The enchanting Anna Karenina is an esteemed member of society. She has everything: a high-ranking husband, a child, respect. But one fateful day she encounters Vronsky, a dashing army officer with a bright career ahead of him. She doesn't know it at the time, but from this moment on, her life will never be the same.
Leo Tolstoy started work on Anna Karenina, his second epic novel, in 1873, four years after finishing War and Peace. In a letter to Nikolai Strahov, the author wrote "This novel is the first true novel of my life, and it has very much gripped my heart.” From Tolstoy's correspondence, we also know that it was the influence of Pushkin's works that planted in his mind the idea of writing a novel about a tragic experience. In 1972, he was an eyewitness to an incident where a young woman, overcome with jealousy, cast herself in front of a luggage train.
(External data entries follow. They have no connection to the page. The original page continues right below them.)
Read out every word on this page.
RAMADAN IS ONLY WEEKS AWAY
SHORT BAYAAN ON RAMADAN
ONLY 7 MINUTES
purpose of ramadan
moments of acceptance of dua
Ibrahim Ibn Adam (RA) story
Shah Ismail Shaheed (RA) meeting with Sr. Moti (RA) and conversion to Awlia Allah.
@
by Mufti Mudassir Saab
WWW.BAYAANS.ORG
The sight of the dead, mutilated woman haunted Tolstoy for a long time. He revised his work eleven times before he hit upon the final version that elevated Anna to a spot among the greatest heroines in literature in what is, to use the words of Thomas Mann, "the greatest social novel” of all time.
The creative works of Harangozó Award-winning choreographer László Velekei invariably focus on human emotions and what drives them. This is also the filter with which he approaches Tolstoy's sprawling novel: stripping away the plot to place the emphasis on the two protagonists Anna and Vronsky in a way that breaks with the chronological narrative.